Dans Sex and the Series, Iris Brey analyse savamment les sexualités féminines et queer dans les séries télévisées – principalement américaines. Sorti en librairie le 29 avril 2016, son livre est un condensé malin des évolutions constatées dans les pratiques sexuelles de la gent féminine sur le petit écran. À travers les thématiques de la parole, du plaisir, des violences et des pratiques "queer", elle nous prouve que de la fiction à la réalité, il n'y a qu'un pas. 

Des mots aux actes
"Les séries ont une fonction éducative dans la société. Le plaisir féminin est un concept absent des manuels scolaires ou du discours parental, mais il peut se trouver dans les séries" affirme Iris Brey, universitaire et journaliste. Et c'est bien connu, la télé n'est pas la réalité, mais elle s'en inspire pour aller toujours plus loin. Depuis les années 2000 et, en particulier, depuis 2010, les séries télévisées reflètent un changement de mentalité dans la façon de penser les corps. Si l'auteur s'est concentré sur les États-Unis, c'est pour remarquer les différences entre les personnages de Sex and the City par exemple et le puritanisme extrême ambiant. Il y a un total décalage entre les valeurs véhiculées et une époque où le porno est accessible à tous.

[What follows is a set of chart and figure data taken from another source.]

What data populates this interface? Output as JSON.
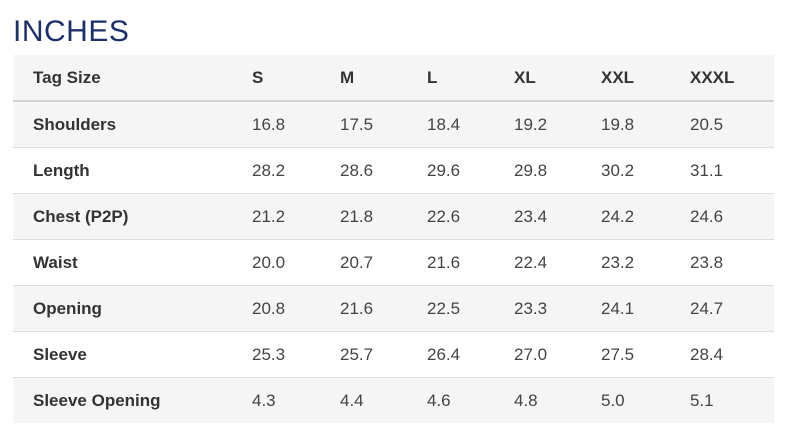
{
  "heading": "INCHES",
  "table": {
    "header_label": "Tag Size",
    "sizes": [
      "S",
      "M",
      "L",
      "XL",
      "XXL",
      "XXXL"
    ],
    "rows": [
      {
        "label": "Shoulders",
        "values": [
          "16.8",
          "17.5",
          "18.4",
          "19.2",
          "19.8",
          "20.5"
        ]
      },
      {
        "label": "Length",
        "values": [
          "28.2",
          "28.6",
          "29.6",
          "29.8",
          "30.2",
          "31.1"
        ]
      },
      {
        "label": "Chest (P2P)",
        "values": [
          "21.2",
          "21.8",
          "22.6",
          "23.4",
          "24.2",
          "24.6"
        ]
      },
      {
        "label": "Waist",
        "values": [
          "20.0",
          "20.7",
          "21.6",
          "22.4",
          "23.2",
          "23.8"
        ]
      },
      {
        "label": "Opening",
        "values": [
          "20.8",
          "21.6",
          "22.5",
          "23.3",
          "24.1",
          "24.7"
        ]
      },
      {
        "label": "Sleeve",
        "values": [
          "25.3",
          "25.7",
          "26.4",
          "27.0",
          "27.5",
          "28.4"
        ]
      },
      {
        "label": "Sleeve Opening",
        "values": [
          "4.3",
          "4.4",
          "4.6",
          "4.8",
          "5.0",
          "5.1"
        ]
      }
    ]
  }
}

Stop à la pudeur de Dawson et bienvenue dans les douches d'Orange is the new black. Les showrunneuses comme Shonda Rhimes, Jenji Kohan ou Jill Soloway veulent abolir les stéréotypes persistants sur les relations hétérosexuelles et ouvrir le champs des possibles. Oui, mais comment ? Avec des scènes de masturbation féminine, de cunnilingus, des rôles d'héroïnes puissantes et une émancipation globale pardi ! La spécialiste ajoute dans son essai : "Dévorées dans l'intimité, les séries révèlent nos désirs, nos peurs les plus profondes, nos fantasmes et nos tabous." 

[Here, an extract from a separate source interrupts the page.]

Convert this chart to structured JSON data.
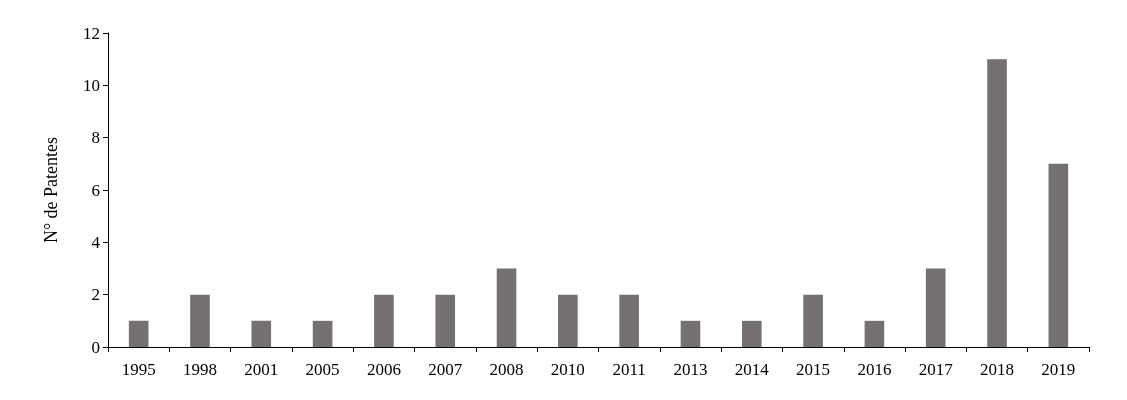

Même si certains interdits demeurent comme le boycott des termes "vagin" et "clitoris" sur les grosses chaînes américaines telles qu'HBO, AMC ou Netflix – tandis que le mot "pénis" est omniprésent –, des avancées majeures sont constatées comme dans Girls où Lena Dunham expose son corps sans tabous. Nommer, c'est faire exister. Alors à défaut de parler littéralement des sexes, les réalisatrices ont choisi de montrer les anatomies pour contrer la censure.

Déconstruire les genres
Avec Transparent, The L World, Masters of Sex ou Orange is the new black, l'accent est mis sur les sexualités "queer". Les séries ont permis de s'éloigner des clichés tels que la mère, la putain, la vierge au même titre que les lesbiennes et les bisexuels tendent à disparaître de nos écrans pour une étiquette bien plus libre. Une évolution rendue possible pas la multiplication de la présence de la gent féminine aux postes de scénaristes, réalisatrices ou productrices. Mieux encore, cette révolution va également de pair avec une émancipation des physiques. Que les héroïnes soient noires ou blanches, maigres ou charnues, petites ou grandes, la diversité est de prime. Plus de doutes possibles, le petit écran tend toujours plus à se conjuguer au féminin. Pour notre plus grand plaisir.

  • Informations pratiques : Iris BREY, Sex and the Series : sexualités féminines, une révolution télévisuelle, Soap Editions, 240 pages, 18,90 euros.
  • L'histoire : Iris Brey s'interroge sur le pouvoir de médiation des séries télé américaines sur les sexualités féminines.